Introduction: People suffering from depression commonly show impaired emotion regulation, accompanied by deficits in the regulation of psychobiological stress systems. Initial studies indicate that music therapy can impact depressive symptoms and psychobiological mechanisms, and may therefore contribute to effective treatment for depression. We will investigate the effects of music therapy on depressive symptoms. Moreover, we will examine the impact of this therapy on circadian biological rhythms in daily life. In particular, we will monitor the circadian rhythm of vagal tone, indexed by heart rate variability (HRV), and of the hypothalamic-pituitary-adrenal (HPA) axis, indexed by the diurnal cortisol profile, within the framework of ecological momentary assessment (EMA). Method: Seventy-four women aged 18–65 years with a diagnosis of depression or dysthymia will be eligible for participation.
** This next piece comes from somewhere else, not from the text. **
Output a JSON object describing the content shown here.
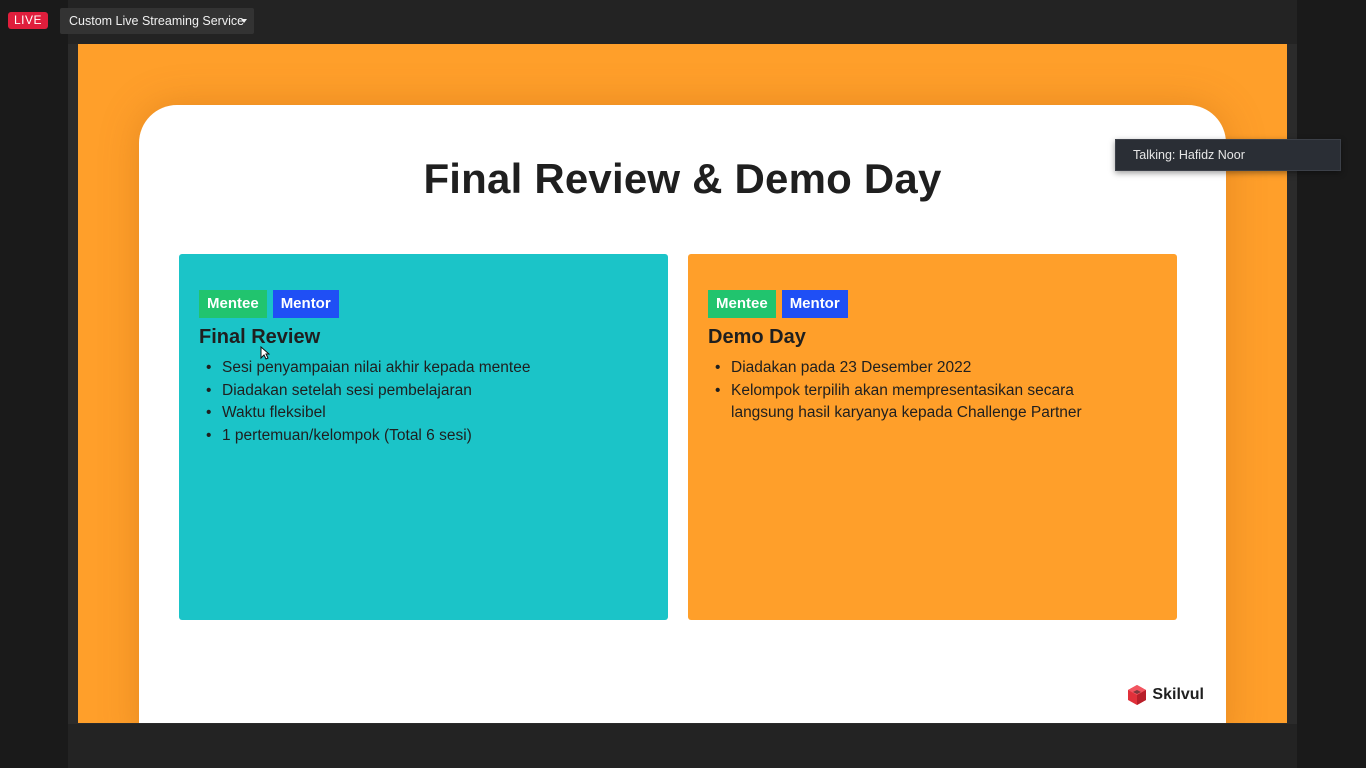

Participants will be randomly assigned to the intervention group (10 weeks music therapy + treatment as usual, TAU) or the control group (TAU only). Self-report data will be collected before and after the intervention period, and 10 weeks after the post-assessment. Psychobiological data (48 hours HRV, salivary cortisol from six samples each of two consecutive days) and observer ratings will be gathered before and after the intervention period. Discussion: The study aims to validate previous findings that music therapy is effective in the treatment of depression. The results will foster the understanding of how music therapy affects HPA axis and autonomic regulation processes. The EMA approach offers the potential to test for covariance between different psychobiological markers in daily life.